Dom isn’t a supervillain, a vicious criminal mastermind or even a misunderstood hero. Dom is a leader, the type of natural one that almost everyone has encountered. The kid who organizes all the games on the playground at recess. The person who keeps everyone calm in the office when the tornado siren goes off. The one everyone looks to for approval when someone new comes into a group of old friends. You have no problem believing Dom’s crew would follow him into a burning building without pausing for an explanation because every time Diesel is onscreen, he’s commanding the audience’s attention the same way.

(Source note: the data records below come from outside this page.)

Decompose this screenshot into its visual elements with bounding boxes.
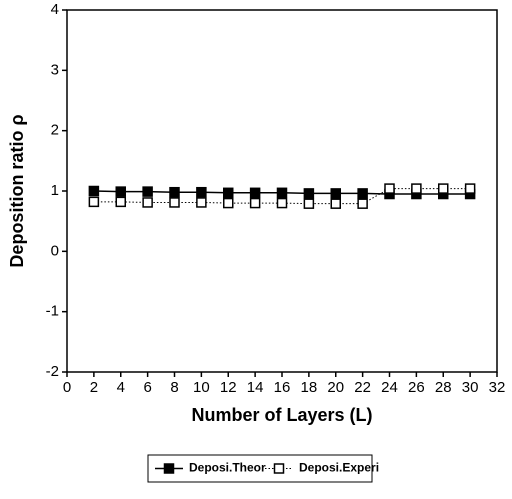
marker [142, 186, 153, 197]
marker [223, 197, 234, 209]
x-axis-label: Number of Layers (L) [191, 405, 372, 425]
y-tick-label: 0 [51, 242, 59, 259]
legend-marker [163, 463, 175, 474]
marker [411, 183, 422, 194]
marker [464, 183, 476, 194]
marker [88, 196, 100, 208]
x-tick-label: 32 [489, 379, 506, 396]
legend-label: Deposi.Theor [189, 461, 266, 475]
marker [196, 197, 207, 208]
marker [276, 197, 288, 209]
x-tick-label: 22 [354, 379, 371, 396]
y-tick-label: 4 [51, 1, 59, 18]
x-tick-label: 2 [90, 379, 98, 396]
y-axis-label: Deposition ratio ρ [7, 114, 27, 267]
x-tick-label: 12 [220, 379, 237, 396]
x-tick-label: 14 [247, 379, 264, 396]
x-tick-label: 10 [193, 379, 210, 396]
marker [357, 188, 368, 199]
x-tick-label: 4 [117, 379, 125, 396]
marker [169, 186, 180, 198]
x-tick-label: 24 [381, 379, 398, 396]
y-tick-label: -2 [46, 363, 59, 380]
marker [142, 197, 153, 208]
marker [169, 197, 180, 208]
marker [384, 183, 395, 194]
y-tick-label: -1 [46, 303, 59, 320]
x-tick-label: 30 [462, 379, 479, 396]
marker [303, 188, 315, 199]
marker [249, 197, 261, 209]
x-tick-label: 6 [143, 379, 151, 396]
marker [196, 186, 207, 198]
legend-box [147, 454, 373, 483]
marker [438, 183, 449, 194]
y-tick-label: 1 [51, 182, 59, 199]
y-tick-label: 2 [51, 122, 59, 139]
x-tick-label: 18 [301, 379, 318, 396]
marker [330, 188, 341, 199]
y-tick-label: 3 [51, 61, 59, 78]
marker [276, 187, 288, 199]
marker [330, 198, 341, 209]
x-tick-label: 28 [435, 379, 452, 396]
legend-marker [273, 463, 285, 474]
marker [249, 187, 261, 199]
x-tick-label: 26 [408, 379, 425, 396]
legend-label: Deposi.Experi [299, 461, 379, 475]
marker [223, 187, 234, 199]
marker [303, 198, 315, 209]
x-tick-label: 0 [63, 379, 71, 396]
x-tick-label: 20 [327, 379, 344, 396]
marker [357, 198, 368, 209]
x-tick-label: 8 [170, 379, 178, 396]
marker [88, 185, 100, 197]
marker [115, 196, 126, 208]
x-tick-label: 16 [274, 379, 291, 396]
marker [115, 186, 126, 197]
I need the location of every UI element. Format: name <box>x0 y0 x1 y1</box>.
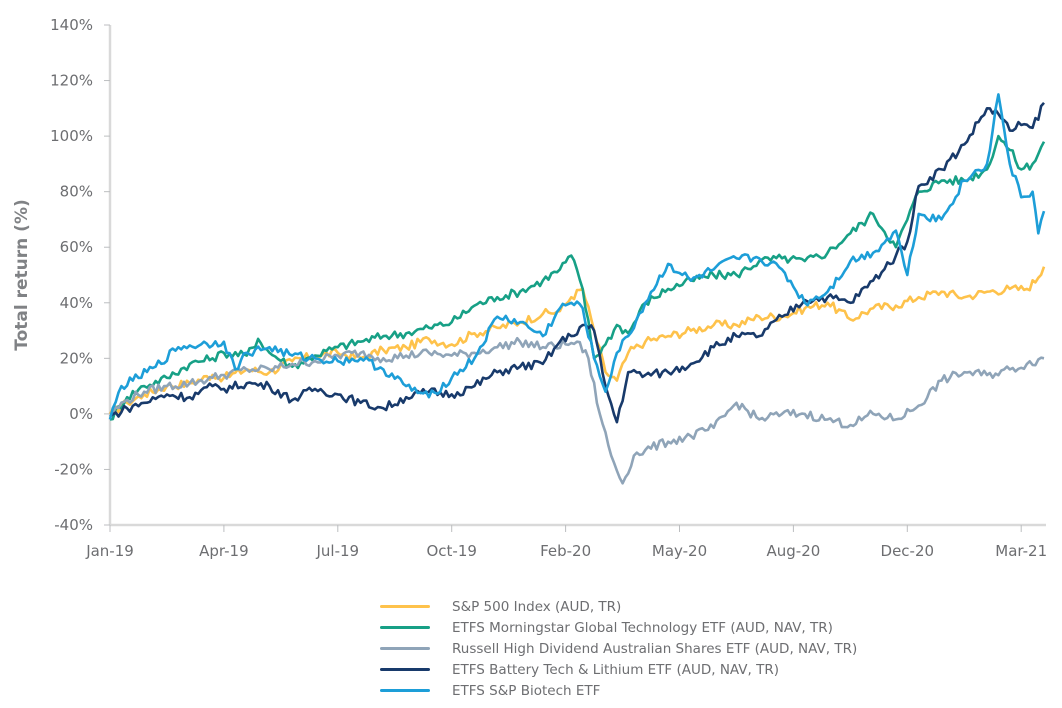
x-tick-labels: Jan-19 Apr-19 Jul-19 Oct-19 Feb-20 May-2… <box>85 542 1047 560</box>
x-tick-label: Jan-19 <box>85 542 134 560</box>
series-line-russell-high-dividend <box>109 336 1045 485</box>
x-tick-label: Mar-21 <box>995 542 1047 560</box>
series-line-sp-biotech <box>108 93 1046 420</box>
y-tick-marks <box>104 24 110 526</box>
legend-swatch <box>380 647 430 650</box>
y-tick-label: -40% <box>54 516 93 534</box>
y-tick-label: 80% <box>60 183 93 201</box>
legend-item: S&P 500 Index (AUD, TR) <box>380 596 857 617</box>
series-line-battery-tech-lithium <box>109 101 1045 424</box>
legend-item: ETFS S&P Biotech ETF <box>380 680 857 701</box>
y-axis-title: Total return (%) <box>12 199 32 350</box>
legend-item: ETFS Morningstar Global Technology ETF (… <box>380 617 857 638</box>
legend-item: Russell High Dividend Australian Shares … <box>380 638 857 659</box>
legend-swatch <box>380 605 430 608</box>
y-tick-label: 60% <box>60 238 93 256</box>
y-tick-label: 20% <box>60 349 93 367</box>
x-tick-label: Apr-19 <box>199 542 249 560</box>
x-tick-label: Jul-19 <box>315 542 359 560</box>
x-tick-label: Feb-20 <box>540 542 591 560</box>
legend-label: ETFS Battery Tech & Lithium ETF (AUD, NA… <box>452 661 780 678</box>
y-tick-label: 0% <box>69 405 93 423</box>
x-tick-marks <box>109 525 1022 532</box>
x-tick-label: May-20 <box>652 542 707 560</box>
legend-label: Russell High Dividend Australian Shares … <box>452 640 858 657</box>
y-tick-label: 100% <box>50 127 93 145</box>
legend-label: S&P 500 Index (AUD, TR) <box>452 598 622 615</box>
legend-swatch <box>380 668 430 671</box>
x-tick-label: Dec-20 <box>881 542 935 560</box>
y-tick-labels: -40% -20% 0% 20% 40% 60% 80% 100% 120% 1… <box>50 16 93 534</box>
series-lines <box>108 93 1046 485</box>
legend-item: ETFS Battery Tech & Lithium ETF (AUD, NA… <box>380 659 857 680</box>
series-line-sp500 <box>108 266 1046 415</box>
y-tick-label: 140% <box>50 16 93 34</box>
legend-swatch <box>380 689 430 692</box>
y-tick-label: -20% <box>54 460 93 478</box>
x-tick-label: Aug-20 <box>767 542 821 560</box>
x-tick-label: Oct-19 <box>426 542 476 560</box>
legend-label: ETFS Morningstar Global Technology ETF (… <box>452 619 833 636</box>
legend-label: ETFS S&P Biotech ETF <box>452 682 601 699</box>
series-line-morningstar-tech <box>109 134 1046 421</box>
chart-legend: S&P 500 Index (AUD, TR) ETFS Morningstar… <box>380 596 857 701</box>
y-tick-label: 40% <box>60 294 93 312</box>
legend-swatch <box>380 626 430 629</box>
line-chart: -40% -20% 0% 20% 40% 60% 80% 100% 120% 1… <box>12 16 1047 560</box>
y-tick-label: 120% <box>50 72 93 90</box>
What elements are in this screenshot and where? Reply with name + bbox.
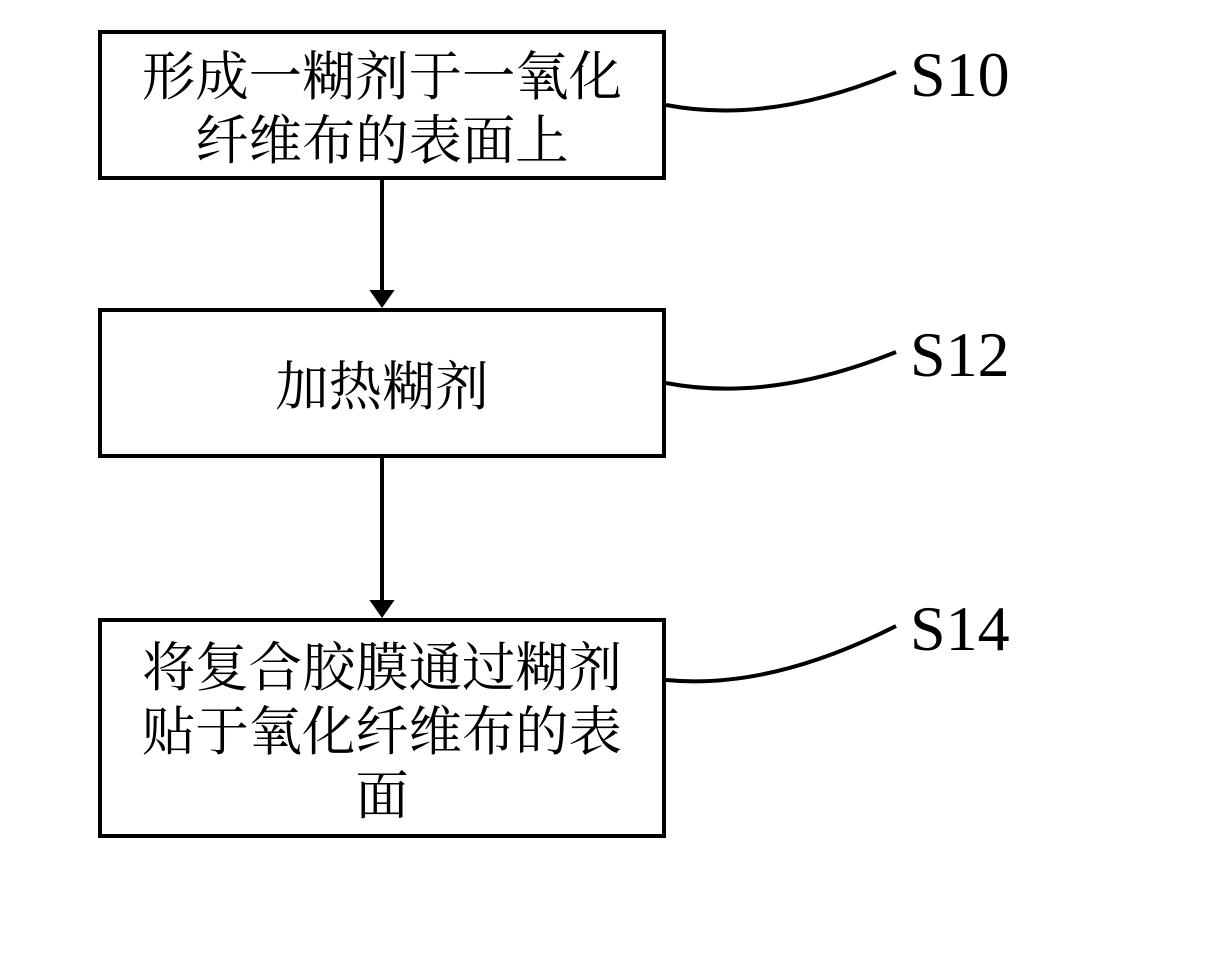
leader-line-n2	[656, 342, 906, 413]
flow-node-text: 加热糊剂	[275, 351, 488, 415]
flowchart-canvas: 形成一糊剂于一氧化 纤维布的表面上 S10 加热糊剂 S12 将复合胶膜通过糊剂 贴于氧…	[0, 0, 1208, 968]
leader-line-n3	[656, 616, 906, 700]
flow-step-label-n1: S10	[910, 38, 1010, 112]
flow-step-label-n2: S12	[910, 318, 1010, 392]
flow-node-n1: 形成一糊剂于一氧化 纤维布的表面上	[98, 30, 666, 180]
flow-node-n2: 加热糊剂	[98, 308, 666, 458]
flow-arrow-0	[362, 180, 402, 308]
flow-node-n3: 将复合胶膜通过糊剂 贴于氧化纤维布的表面	[98, 618, 666, 838]
flow-node-text: 形成一糊剂于一氧化 纤维布的表面上	[142, 41, 622, 169]
flow-arrow-1	[362, 458, 402, 618]
flow-node-text: 将复合胶膜通过糊剂 贴于氧化纤维布的表面	[120, 632, 644, 824]
leader-line-n1	[656, 62, 906, 135]
flow-step-label-n3: S14	[910, 592, 1010, 666]
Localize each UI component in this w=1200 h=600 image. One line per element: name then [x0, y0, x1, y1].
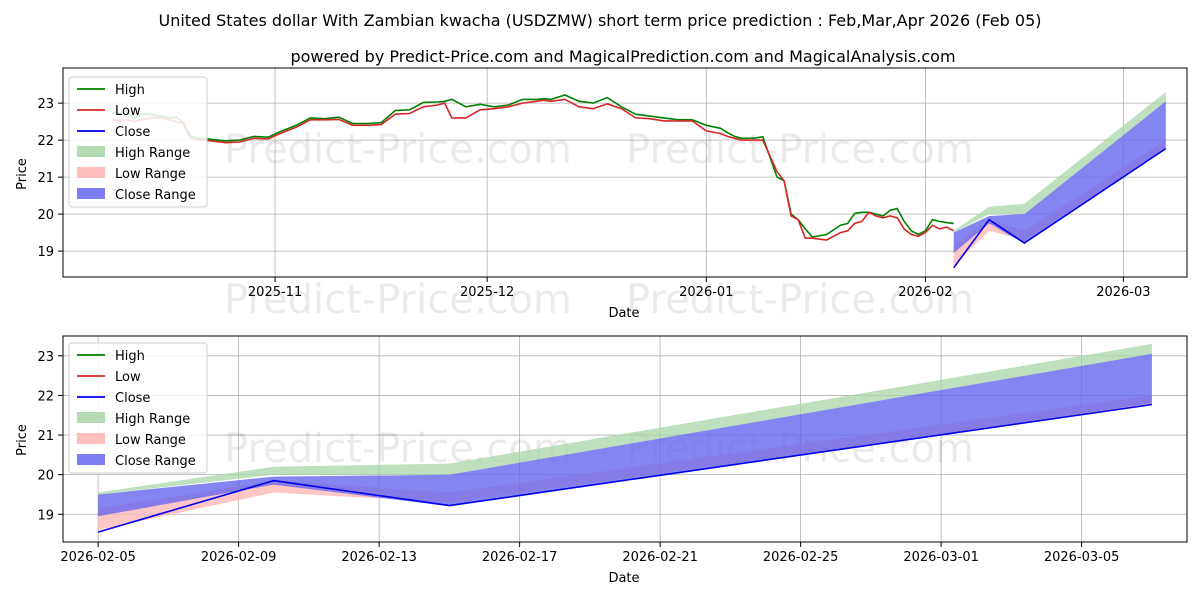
x-tick-label: 2025-11 — [248, 285, 302, 300]
high-range-band — [953, 92, 1166, 233]
top-series — [112, 92, 1167, 269]
legend-label: Low Range — [115, 433, 186, 448]
legend-label: High — [115, 83, 145, 98]
x-tick-label: 2026-03 — [1096, 285, 1150, 300]
bottom-ticks: 2026-02-05 2026-02-09 2026-02-13 2026-02-17… — [37, 350, 1119, 565]
legend-label: High Range — [115, 146, 190, 161]
top-axes-frame — [62, 67, 1188, 278]
legend-label: Low Range — [115, 167, 186, 182]
top-x-axis-label: Date — [608, 306, 639, 321]
y-tick-label: 23 — [37, 350, 54, 365]
legend-patch-swatch — [77, 167, 105, 178]
top-legend: High Low Close High Range Low Range Close Ran… — [68, 76, 208, 208]
close-line — [953, 147, 1167, 269]
x-tick-label: 2025-12 — [460, 285, 514, 300]
x-tick-label: 2026-02 — [898, 285, 952, 300]
y-tick-label: 20 — [37, 469, 54, 484]
close-range-band — [953, 101, 1166, 253]
legend-patch-swatch — [77, 188, 105, 199]
legend-label: High Range — [115, 412, 190, 427]
low-range-band — [98, 395, 1152, 531]
legend-patch-swatch — [77, 433, 105, 444]
x-tick-label: 2026-02-13 — [341, 550, 417, 565]
x-tick-label: 2026-03-05 — [1044, 550, 1120, 565]
high-range-band — [98, 343, 1152, 495]
y-tick-label: 21 — [37, 171, 54, 186]
top-y-axis-label: Price — [15, 158, 30, 190]
watermark-text: Predict-Price.com — [626, 277, 974, 323]
y-tick-label: 23 — [37, 97, 54, 112]
legend-label: Close Range — [115, 454, 196, 469]
y-tick-label: 21 — [37, 429, 54, 444]
watermark-text: Predict-Price.com — [224, 277, 572, 323]
bottom-series — [97, 343, 1153, 533]
top-ticks: 2025-11 2025-12 2026-01 2026-02 2026-03 19 20 2… — [37, 97, 1150, 300]
y-tick-label: 22 — [37, 389, 54, 404]
low-line — [112, 98, 955, 241]
x-tick-label: 2026-02-17 — [482, 550, 558, 565]
high-line — [112, 94, 954, 238]
x-tick-label: 2026-02-05 — [60, 550, 136, 565]
legend-label: Low — [115, 370, 141, 385]
close-range-band — [98, 353, 1152, 517]
y-tick-label: 19 — [37, 508, 54, 523]
y-tick-label: 20 — [37, 208, 54, 223]
y-tick-label: 22 — [37, 134, 54, 149]
x-tick-label: 2026-03-01 — [903, 550, 979, 565]
forecast-panel: Predict-Price.com Predict-Price.com 2026… — [15, 335, 1188, 586]
bottom-axes-frame — [62, 335, 1188, 543]
legend-label: Close — [115, 125, 150, 140]
legend-patch-swatch — [77, 412, 105, 423]
close-line — [97, 403, 1153, 533]
watermark-text: Predict-Price.com — [626, 127, 974, 173]
y-tick-label: 19 — [37, 245, 54, 260]
bottom-legend: High Low Close High Range Low Range Close Ran… — [68, 342, 208, 474]
x-tick-label: 2026-02-21 — [622, 550, 698, 565]
chart-subtitle: powered by Predict-Price.com and Magical… — [290, 47, 955, 66]
history-panel: Predict-Price.com Predict-Price.com Pred… — [15, 67, 1188, 323]
legend-label: Close — [115, 391, 150, 406]
watermark-text: Predict-Price.com — [224, 127, 572, 173]
x-tick-label: 2026-02-25 — [763, 550, 839, 565]
low-range-band — [953, 140, 1166, 266]
legend-label: Close Range — [115, 188, 196, 203]
bottom-y-axis-label: Price — [15, 424, 30, 456]
legend-patch-swatch — [77, 146, 105, 157]
x-tick-label: 2026-01 — [679, 285, 733, 300]
bottom-x-axis-label: Date — [608, 571, 639, 586]
x-tick-label: 2026-02-09 — [201, 550, 277, 565]
legend-patch-swatch — [77, 454, 105, 465]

Around the end of the first act, Brian challenges Dom to an underground street race with his car on the line (taxpayer-funded car, no doubt), hoping to impress him and earn his trust by winning. He’s ahead for a good chunk of the race, only to see the savvier and more skilled Dom blow by him to win. Still, Brian is clearly elated, both from the adrenaline of the race and because he thinks Dom must surely be impressed by his performance. “I almost had you!” he blurts, almost giggling. It’s Diesel’s first big moment in the film, and he seizes it. “You almost had me? You never had me. You never had your car.” The dialogue is nonsensical, like someone pointed the screenwriter at a Reddit thread about street racing and played Mad Libs with the slang, but it doesn’t even matter. Diesel sells out for it. He swaggers, that unmistakable growling voice booming as he savages Walker’s character for daring to presume he was ever a real challenger. You won’t stop to be confused by the slang — I swear I’ve looked up “double clutching” and “granny shifting” every time I watch this and it still doesn’t make sense to me — or pause to question how completely nonsensical Brian’s strategy was here. You just ride the wave and completely, instantly buy into Dom as a character.

His parting shot says it all: “Ask any racer. Any real racer. It doesn’t matter if you win by an inch or a mile. Winning’s winning.” It doesn’t matter if Diesel is the best-looking or the best actor. It doesn’t even matter if he can effectively play any part besides Dom Toretto: Winning’s winning, and Vin Diesel wins the hell out of The Fast and the Furious.